Ken duduk di sisi Mayleen. Sangat dekat hingga membuat Mayleen merasa tak keruan. "Kau seperti biasa, wangi. Dan aku tak menyangka bahwa kau adalah teman Audrey," kata Ken dengan suara sensualnya.
Mayleen tersenyum dan menatap Audrey yang tengah sibuk di dapur. "Jangan memujiku. Aku ke sini untuk berpiknik. Padahal aku tak ingin bertemu denganmu," ungkap Mayleen.
Ken terkekeh dan mengacak-acak rambut Mayleen. "Well, tapi kita bertemu. Apa kau menyesal bertemu denganku?"
"Sedikit. Tadinya aku ingin bersembunyi, tahu."
"Kenapa kau jujur sekali memberitahuku, Mayleen?"

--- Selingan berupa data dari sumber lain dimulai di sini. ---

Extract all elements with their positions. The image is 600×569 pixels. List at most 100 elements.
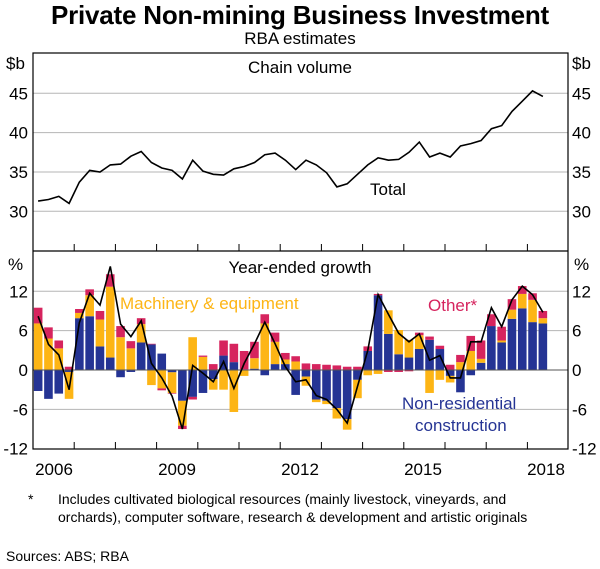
bar-nonres-construction xyxy=(105,357,115,370)
bar-other xyxy=(435,345,445,350)
bottom-panel-title: Year-ended growth xyxy=(228,258,371,277)
bar-nonres-construction xyxy=(466,370,476,376)
bar-machinery-equipment xyxy=(44,338,53,370)
bar-other xyxy=(250,341,259,359)
bar-other xyxy=(445,364,455,370)
chart-subtitle: RBA estimates xyxy=(244,29,356,48)
bar-nonres-construction xyxy=(44,370,53,399)
bottom-left-unit: % xyxy=(8,255,23,274)
bar-other xyxy=(332,365,342,370)
bar-machinery-equipment xyxy=(476,358,486,363)
bottom-right-unit: % xyxy=(574,255,589,274)
bar-other xyxy=(301,363,311,370)
bar-nonres-construction xyxy=(363,350,373,370)
bar-other xyxy=(507,299,517,310)
bar-machinery-equipment xyxy=(188,337,197,370)
bar-nonres-construction xyxy=(178,370,187,401)
bar-other xyxy=(291,356,300,362)
bar-machinery-equipment xyxy=(311,399,321,403)
bar-machinery-equipment xyxy=(250,358,259,369)
bar-nonres-construction xyxy=(208,370,218,380)
bar-other xyxy=(353,366,362,370)
bar-machinery-equipment xyxy=(198,356,208,370)
bar-other xyxy=(260,314,270,324)
bar-other xyxy=(342,366,352,370)
bottom-tick-left-12: 12 xyxy=(9,282,28,301)
top-panel-title: Chain volume xyxy=(248,58,352,77)
top-tick-left-35: 35 xyxy=(9,163,28,182)
bottom-tick-left-6: 6 xyxy=(19,322,28,341)
bar-machinery-equipment xyxy=(147,370,156,386)
bar-nonres-construction xyxy=(250,368,259,370)
bar-nonres-construction xyxy=(301,370,311,377)
bar-machinery-equipment xyxy=(507,309,517,319)
bottom-tick-right--6: -6 xyxy=(572,400,587,419)
bar-machinery-equipment xyxy=(219,370,228,390)
top-tick-left-45: 45 xyxy=(9,84,28,103)
bar-other xyxy=(54,340,64,349)
top-total-line xyxy=(37,89,544,205)
bar-other xyxy=(44,327,53,339)
bar-machinery-equipment xyxy=(167,372,177,393)
bottom-tick-labels: -12 -12 -6 -6 0 0 6 6 12 12 xyxy=(3,282,596,458)
bar-nonres-construction xyxy=(33,370,43,391)
bar-machinery-equipment xyxy=(239,370,249,376)
bar-nonres-construction xyxy=(54,370,64,394)
bar-nonres-construction xyxy=(528,322,537,370)
bar-machinery-equipment xyxy=(85,295,94,317)
bar-nonres-construction xyxy=(270,364,280,370)
bar-other xyxy=(208,364,218,370)
bar-other xyxy=(167,392,177,394)
x-label-2012: 2012 xyxy=(281,460,319,479)
stacked-bars xyxy=(33,274,548,430)
bar-other xyxy=(538,310,548,319)
bar-machinery-equipment xyxy=(445,375,455,383)
bottom-tick-left--6: -6 xyxy=(13,400,28,419)
bar-nonres-construction xyxy=(198,370,208,393)
sources-note: Sources: ABS; RBA xyxy=(6,548,129,564)
bottom-tick-left--12: -12 xyxy=(3,440,28,459)
bar-other xyxy=(528,293,537,300)
bar-nonres-construction xyxy=(95,346,105,370)
bar-machinery-equipment xyxy=(435,370,445,380)
bar-machinery-equipment xyxy=(363,370,373,376)
bar-other xyxy=(476,340,486,359)
footnote-text: Includes cultivated biological resources… xyxy=(58,491,528,525)
bar-nonres-construction xyxy=(384,333,393,370)
bar-nonres-construction xyxy=(404,357,414,370)
machinery-label: Machinery & equipment xyxy=(120,294,299,313)
bottom-tick-right-12: 12 xyxy=(572,282,591,301)
top-tick-right-45: 45 xyxy=(572,84,591,103)
bar-machinery-equipment xyxy=(33,323,43,370)
bar-machinery-equipment xyxy=(291,361,300,370)
bar-other xyxy=(311,364,321,370)
bar-machinery-equipment xyxy=(342,419,352,430)
top-series-label: Total xyxy=(370,180,406,199)
bar-machinery-equipment xyxy=(404,339,414,358)
bar-other xyxy=(281,352,290,360)
bottom-tick-right-0: 0 xyxy=(572,361,581,380)
bar-nonres-construction xyxy=(342,370,352,420)
bar-nonres-construction xyxy=(260,370,270,376)
bar-nonres-construction xyxy=(538,323,548,370)
bar-machinery-equipment xyxy=(105,286,115,358)
bar-nonres-construction xyxy=(456,370,465,393)
bar-nonres-construction xyxy=(167,370,177,373)
bottom-total-line xyxy=(37,266,544,430)
bar-other xyxy=(229,343,239,363)
bar-other xyxy=(270,332,280,342)
bar-machinery-equipment xyxy=(75,312,84,319)
bar-nonres-construction xyxy=(497,342,506,370)
footnote-marker: * xyxy=(28,491,34,507)
bar-machinery-equipment xyxy=(384,310,393,334)
bar-nonres-construction xyxy=(435,349,445,370)
bar-nonres-construction xyxy=(116,370,125,378)
bar-nonres-construction xyxy=(85,316,94,370)
bar-other xyxy=(404,370,414,372)
bar-machinery-equipment xyxy=(54,348,64,370)
bar-machinery-equipment xyxy=(425,370,434,393)
bar-machinery-equipment xyxy=(178,400,187,426)
bar-nonres-construction xyxy=(322,370,331,401)
top-panel-gridlines xyxy=(33,92,568,212)
top-tick-right-40: 40 xyxy=(572,124,591,143)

"Sebaiknya memang begitu. Karena aku tak ingin lagi membohongi diriku sendiri yang membuatku merasa tersakiti," jelasnya.
Ken tersenyum. Ia senang mendengar kejujuran Mayleen. Ia juga tahu sedikit banyak mengenai permasalahan wanita di sampingnya itu.
"Well, aku akan menetap beberapa blok dari rumah Audrey. Salah satu rumah mungilku. Jika kau-"
"Aku akan mampir. Aku tak mungkin melewatkanmu jika kita sudah bertemu seperti ini, kan?" potong Mayleen dengan intonasi yang tiba-tiba membuatnya bergairah.